Christopher Greenbury (September 24, 1951 – January 4, 2007) was an English film editor with more than thirty film credits dating from 1979's The Muppet Movie. With Tariq Anwar, he won the BAFTA Award for Best Editing for American Beauty (1999), which he was also nominated for an Academy Award for Best Film Editing.
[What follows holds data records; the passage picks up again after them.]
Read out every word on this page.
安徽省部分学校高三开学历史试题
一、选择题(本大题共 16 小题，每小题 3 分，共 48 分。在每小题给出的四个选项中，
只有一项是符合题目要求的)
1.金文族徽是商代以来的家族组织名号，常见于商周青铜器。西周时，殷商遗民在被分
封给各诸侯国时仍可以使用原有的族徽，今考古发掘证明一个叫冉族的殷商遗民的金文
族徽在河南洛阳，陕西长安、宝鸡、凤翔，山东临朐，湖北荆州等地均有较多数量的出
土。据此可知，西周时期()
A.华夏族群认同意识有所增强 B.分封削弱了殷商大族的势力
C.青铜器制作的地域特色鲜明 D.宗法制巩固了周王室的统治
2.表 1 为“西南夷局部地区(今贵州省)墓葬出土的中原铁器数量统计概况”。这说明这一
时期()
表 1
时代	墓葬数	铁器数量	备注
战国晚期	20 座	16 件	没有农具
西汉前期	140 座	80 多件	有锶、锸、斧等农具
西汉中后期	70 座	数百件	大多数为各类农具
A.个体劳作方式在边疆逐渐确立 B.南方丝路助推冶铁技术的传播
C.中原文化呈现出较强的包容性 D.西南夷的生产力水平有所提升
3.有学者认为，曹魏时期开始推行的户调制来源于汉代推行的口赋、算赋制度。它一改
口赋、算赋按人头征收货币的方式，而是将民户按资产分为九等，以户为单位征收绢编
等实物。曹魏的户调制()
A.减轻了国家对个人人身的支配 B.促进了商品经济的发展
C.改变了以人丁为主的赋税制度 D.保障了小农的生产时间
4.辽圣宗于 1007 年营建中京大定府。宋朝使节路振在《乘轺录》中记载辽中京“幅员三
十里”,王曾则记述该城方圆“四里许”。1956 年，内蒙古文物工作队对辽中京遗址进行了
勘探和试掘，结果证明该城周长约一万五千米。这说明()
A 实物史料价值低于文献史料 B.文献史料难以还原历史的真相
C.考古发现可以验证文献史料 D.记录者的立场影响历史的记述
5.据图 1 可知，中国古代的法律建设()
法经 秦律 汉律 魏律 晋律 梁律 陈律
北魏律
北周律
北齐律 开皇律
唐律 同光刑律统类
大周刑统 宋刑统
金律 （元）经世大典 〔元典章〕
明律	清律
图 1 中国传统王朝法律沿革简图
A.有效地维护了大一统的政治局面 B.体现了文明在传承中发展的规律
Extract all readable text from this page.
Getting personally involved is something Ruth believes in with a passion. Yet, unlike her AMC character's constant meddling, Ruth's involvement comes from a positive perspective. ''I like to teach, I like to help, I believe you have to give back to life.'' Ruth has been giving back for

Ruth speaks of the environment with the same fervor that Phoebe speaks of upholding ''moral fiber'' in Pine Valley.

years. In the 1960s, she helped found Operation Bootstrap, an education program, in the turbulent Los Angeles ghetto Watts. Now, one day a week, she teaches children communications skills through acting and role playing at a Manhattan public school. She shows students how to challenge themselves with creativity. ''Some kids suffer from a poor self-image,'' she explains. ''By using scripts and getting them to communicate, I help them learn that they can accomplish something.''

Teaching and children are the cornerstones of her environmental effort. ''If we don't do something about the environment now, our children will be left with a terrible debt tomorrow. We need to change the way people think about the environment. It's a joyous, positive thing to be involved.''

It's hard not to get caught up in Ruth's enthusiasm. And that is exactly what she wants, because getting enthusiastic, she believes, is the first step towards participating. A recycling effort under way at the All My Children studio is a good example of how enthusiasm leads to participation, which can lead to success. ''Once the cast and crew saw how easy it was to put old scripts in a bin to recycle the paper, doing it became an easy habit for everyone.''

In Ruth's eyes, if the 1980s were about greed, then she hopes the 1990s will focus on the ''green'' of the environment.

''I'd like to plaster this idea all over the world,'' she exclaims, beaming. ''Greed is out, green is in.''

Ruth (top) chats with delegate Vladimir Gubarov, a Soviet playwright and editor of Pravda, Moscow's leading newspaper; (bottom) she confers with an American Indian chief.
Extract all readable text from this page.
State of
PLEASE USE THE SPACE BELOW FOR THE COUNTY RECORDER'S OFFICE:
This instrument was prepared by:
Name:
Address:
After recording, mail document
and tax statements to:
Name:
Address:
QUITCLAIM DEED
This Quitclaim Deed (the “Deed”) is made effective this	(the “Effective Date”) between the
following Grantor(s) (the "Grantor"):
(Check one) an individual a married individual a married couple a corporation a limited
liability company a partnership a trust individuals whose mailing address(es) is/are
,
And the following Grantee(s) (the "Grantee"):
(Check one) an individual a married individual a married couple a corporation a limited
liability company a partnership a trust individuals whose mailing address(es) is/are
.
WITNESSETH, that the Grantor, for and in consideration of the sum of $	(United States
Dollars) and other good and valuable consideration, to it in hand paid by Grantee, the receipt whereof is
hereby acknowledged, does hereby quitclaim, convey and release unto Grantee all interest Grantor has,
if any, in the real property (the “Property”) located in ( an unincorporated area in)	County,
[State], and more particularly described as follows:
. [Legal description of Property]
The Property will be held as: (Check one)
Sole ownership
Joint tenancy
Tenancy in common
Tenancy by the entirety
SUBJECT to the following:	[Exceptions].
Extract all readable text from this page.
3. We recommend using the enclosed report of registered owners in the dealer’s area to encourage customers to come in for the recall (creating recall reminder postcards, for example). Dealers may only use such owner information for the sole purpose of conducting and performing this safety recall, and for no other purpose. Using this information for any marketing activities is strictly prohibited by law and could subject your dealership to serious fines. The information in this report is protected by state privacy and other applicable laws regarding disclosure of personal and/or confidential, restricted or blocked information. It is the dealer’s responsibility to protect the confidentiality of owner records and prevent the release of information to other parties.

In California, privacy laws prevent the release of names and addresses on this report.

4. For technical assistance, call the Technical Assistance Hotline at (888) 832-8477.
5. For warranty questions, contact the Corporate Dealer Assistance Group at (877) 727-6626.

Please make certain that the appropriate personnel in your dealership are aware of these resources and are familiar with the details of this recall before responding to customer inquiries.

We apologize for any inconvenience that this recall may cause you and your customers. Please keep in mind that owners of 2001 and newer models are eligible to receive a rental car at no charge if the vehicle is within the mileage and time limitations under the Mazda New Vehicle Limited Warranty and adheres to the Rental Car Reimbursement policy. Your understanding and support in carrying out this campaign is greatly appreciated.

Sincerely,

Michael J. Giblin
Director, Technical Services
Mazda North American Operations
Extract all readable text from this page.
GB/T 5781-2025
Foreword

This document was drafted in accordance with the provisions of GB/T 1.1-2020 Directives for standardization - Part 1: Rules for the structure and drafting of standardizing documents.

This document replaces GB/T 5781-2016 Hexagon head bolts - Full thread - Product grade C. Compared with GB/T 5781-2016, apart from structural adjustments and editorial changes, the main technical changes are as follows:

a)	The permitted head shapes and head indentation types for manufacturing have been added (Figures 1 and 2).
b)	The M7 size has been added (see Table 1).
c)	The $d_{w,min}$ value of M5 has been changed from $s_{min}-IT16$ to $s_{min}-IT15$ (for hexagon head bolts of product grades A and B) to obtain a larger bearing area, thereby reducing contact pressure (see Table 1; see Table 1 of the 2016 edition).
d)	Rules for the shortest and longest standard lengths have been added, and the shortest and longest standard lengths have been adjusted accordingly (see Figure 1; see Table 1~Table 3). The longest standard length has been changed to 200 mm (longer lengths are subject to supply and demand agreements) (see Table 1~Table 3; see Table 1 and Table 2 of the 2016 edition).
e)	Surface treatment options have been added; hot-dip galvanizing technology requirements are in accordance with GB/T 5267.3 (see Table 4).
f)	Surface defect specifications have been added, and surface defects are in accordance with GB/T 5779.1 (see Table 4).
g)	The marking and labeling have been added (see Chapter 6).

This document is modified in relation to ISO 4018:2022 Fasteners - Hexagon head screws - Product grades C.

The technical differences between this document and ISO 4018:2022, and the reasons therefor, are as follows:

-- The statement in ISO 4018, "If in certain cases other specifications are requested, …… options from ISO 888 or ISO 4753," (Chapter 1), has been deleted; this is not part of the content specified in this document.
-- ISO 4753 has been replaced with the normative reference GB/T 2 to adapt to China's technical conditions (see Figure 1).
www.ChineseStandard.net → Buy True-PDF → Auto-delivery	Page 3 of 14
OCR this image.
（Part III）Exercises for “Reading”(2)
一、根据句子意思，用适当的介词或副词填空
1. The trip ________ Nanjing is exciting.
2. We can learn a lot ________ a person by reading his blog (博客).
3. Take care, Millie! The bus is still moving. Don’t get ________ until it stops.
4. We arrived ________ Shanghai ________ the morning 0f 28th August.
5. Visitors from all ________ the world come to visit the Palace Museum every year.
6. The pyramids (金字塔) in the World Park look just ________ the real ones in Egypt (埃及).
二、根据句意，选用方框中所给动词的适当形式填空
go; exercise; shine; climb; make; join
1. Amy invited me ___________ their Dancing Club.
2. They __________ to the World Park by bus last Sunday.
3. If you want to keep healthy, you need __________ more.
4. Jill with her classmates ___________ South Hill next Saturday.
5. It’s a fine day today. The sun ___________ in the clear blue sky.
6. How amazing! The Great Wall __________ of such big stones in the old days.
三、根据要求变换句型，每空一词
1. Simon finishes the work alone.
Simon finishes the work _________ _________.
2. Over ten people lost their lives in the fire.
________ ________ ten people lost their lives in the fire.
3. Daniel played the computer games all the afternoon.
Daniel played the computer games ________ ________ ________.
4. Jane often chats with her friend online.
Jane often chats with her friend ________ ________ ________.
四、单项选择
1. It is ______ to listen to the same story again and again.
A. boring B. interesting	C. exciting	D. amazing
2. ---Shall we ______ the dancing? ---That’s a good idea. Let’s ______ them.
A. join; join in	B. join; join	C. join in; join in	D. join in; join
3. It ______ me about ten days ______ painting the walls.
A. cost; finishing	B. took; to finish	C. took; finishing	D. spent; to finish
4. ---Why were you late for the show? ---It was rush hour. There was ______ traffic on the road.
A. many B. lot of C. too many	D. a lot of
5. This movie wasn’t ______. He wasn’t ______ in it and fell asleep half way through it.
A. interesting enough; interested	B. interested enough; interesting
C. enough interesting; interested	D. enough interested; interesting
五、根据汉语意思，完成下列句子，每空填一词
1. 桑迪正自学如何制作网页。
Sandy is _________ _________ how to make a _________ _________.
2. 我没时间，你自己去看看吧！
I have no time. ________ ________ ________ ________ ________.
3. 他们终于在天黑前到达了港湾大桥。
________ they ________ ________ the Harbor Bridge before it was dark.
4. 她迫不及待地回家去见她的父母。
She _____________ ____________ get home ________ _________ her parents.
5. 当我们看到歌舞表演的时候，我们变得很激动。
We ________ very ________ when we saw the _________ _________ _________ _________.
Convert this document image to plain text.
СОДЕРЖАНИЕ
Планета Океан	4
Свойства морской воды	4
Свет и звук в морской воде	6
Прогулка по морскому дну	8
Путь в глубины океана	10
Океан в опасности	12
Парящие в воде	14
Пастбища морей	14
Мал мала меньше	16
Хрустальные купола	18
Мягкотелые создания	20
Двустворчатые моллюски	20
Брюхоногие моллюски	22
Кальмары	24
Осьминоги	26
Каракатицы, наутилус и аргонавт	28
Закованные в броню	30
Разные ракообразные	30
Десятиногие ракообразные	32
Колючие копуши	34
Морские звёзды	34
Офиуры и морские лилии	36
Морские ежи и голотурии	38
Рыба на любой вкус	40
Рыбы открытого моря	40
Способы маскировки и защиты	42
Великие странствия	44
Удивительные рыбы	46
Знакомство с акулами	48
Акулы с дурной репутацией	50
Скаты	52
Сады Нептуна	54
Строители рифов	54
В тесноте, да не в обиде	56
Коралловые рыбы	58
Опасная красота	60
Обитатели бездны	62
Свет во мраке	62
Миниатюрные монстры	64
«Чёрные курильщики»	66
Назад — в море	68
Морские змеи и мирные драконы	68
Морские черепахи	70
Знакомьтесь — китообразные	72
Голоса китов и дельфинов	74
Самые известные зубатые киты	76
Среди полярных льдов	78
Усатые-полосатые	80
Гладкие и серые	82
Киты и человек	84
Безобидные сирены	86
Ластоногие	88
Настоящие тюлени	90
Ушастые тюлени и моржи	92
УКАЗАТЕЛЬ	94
American Beauty is a serious drama, but in general Greenbury edited comedy films, including six directed by the Farrelly brothers commencing with 1994's Dumb and Dumber.

Greenbury was a member of the American Cinema Editors (ACE).

Filmography

Based on Greenbury's filmography at the Internet Database. The director and release date of each film are indicated in parenthesis.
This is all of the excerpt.